# Kernel Functions

A mathematical inquiry into kernel functions and their use.

Kernel functions are a stable in machine learning, and is used in a wide array of algorithms from support vector machines, and principal component analysis to convolutional neural networks.

However, these algorithms are often taught in isolation which can obscure the role of kernel functions which may result in them seeming rather arbitrary.

Therefore, it can be useful to look at kernel functions in isolation.

## What are kernel functions?

Kernel functions are a generalization of the vector dot product.

Recall that the dot product between two vectors $\vec{a}$, $\vec{b}$ both in $\mathbb{R}^n$ is given by:

$\text{dot}(\vec{a}, \vec{b}) = \sum_{i=0}^{n} \vec{a_i} \vec{b_i}$

Suppose we have a function $f : \mathbb{R}^n \rightarrow \mathbb{R}^m$ then the dot product of $\vec{a}$, and $\vec{b}$ in the $m$-dimensional space is given by:

$f(\vec{a})^Tf(\vec{b})$

The value of which is in $\mathbb{R}$. A corresponding kernel function, $k$ can be described as:

$k(\vec{a},\vec{b}) = f(\vec{a})^Tf(\vec{b})$

Notice that $k$ does not evaluate $f$ but maps $\mathbb{R}^n$ directly to $\mathbb{R}$. This is sometime called the kernel trick, and is what support vector machines use to segment non-linear groups with a linear hyperplane.

## Why kernel functions?

Kernel functions can implicitly operate in a high dimensional feature space without ever visiting the space.

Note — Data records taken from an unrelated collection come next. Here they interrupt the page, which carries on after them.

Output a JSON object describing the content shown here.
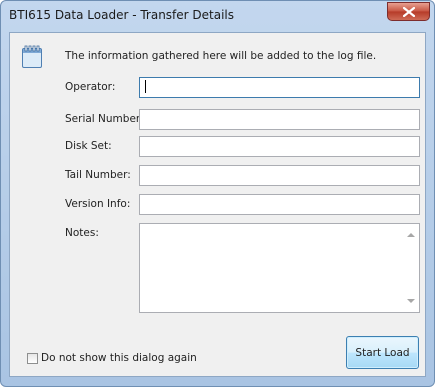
{
  "window": {
    "title": "BTI615 Data Loader - Transfer Details"
  },
  "info": {
    "text": "The information gathered here will be added to the log file."
  },
  "fields": [
    {
      "label": "Operator:",
      "value": ""
    },
    {
      "label": "Serial Number:",
      "value": ""
    },
    {
      "label": "Disk Set:",
      "value": ""
    },
    {
      "label": "Tail Number:",
      "value": ""
    },
    {
      "label": "Version Info:",
      "value": ""
    }
  ],
  "notes": {
    "label": "Notes:",
    "value": ""
  },
  "options": {
    "dont_show_label": "Do not show this dialog again",
    "dont_show_checked": false
  },
  "buttons": {
    "start_load": "Start Load"
  },
  "icons": {
    "close": "close-icon",
    "info": "notepad-icon",
    "scroll_up": "scroll-up-arrow-icon",
    "scroll_down": "scroll-down-arrow-icon"
  }
}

It turns out that it's often computationally beneficial to operate in the low dimensional feature space.

As it turns out, it's often cheaper to compute $k$ than summing over all the coordinates in the $m$-dimensional feature space.

For example, consider the data on the left. (Thanks wikimedia for the picture)

Ordinarily, we wouldn't be able to separate the data using a linear SVM, however, by using the kernel, $k(a,b)=(a,b,a^2+b^2)$ we effectively transform the data to what's depicted on the right which is linearily separable.

Which we trivially can segment using a linear SVM.

## Conclusion

Kernel functions provide a computationally cheap way of computing the dot product of two vectors without explicitly visiting the high dimensional feature space, and when used in the kernel trick, kernel functions can enable linear classifiers to make non-linear classifications.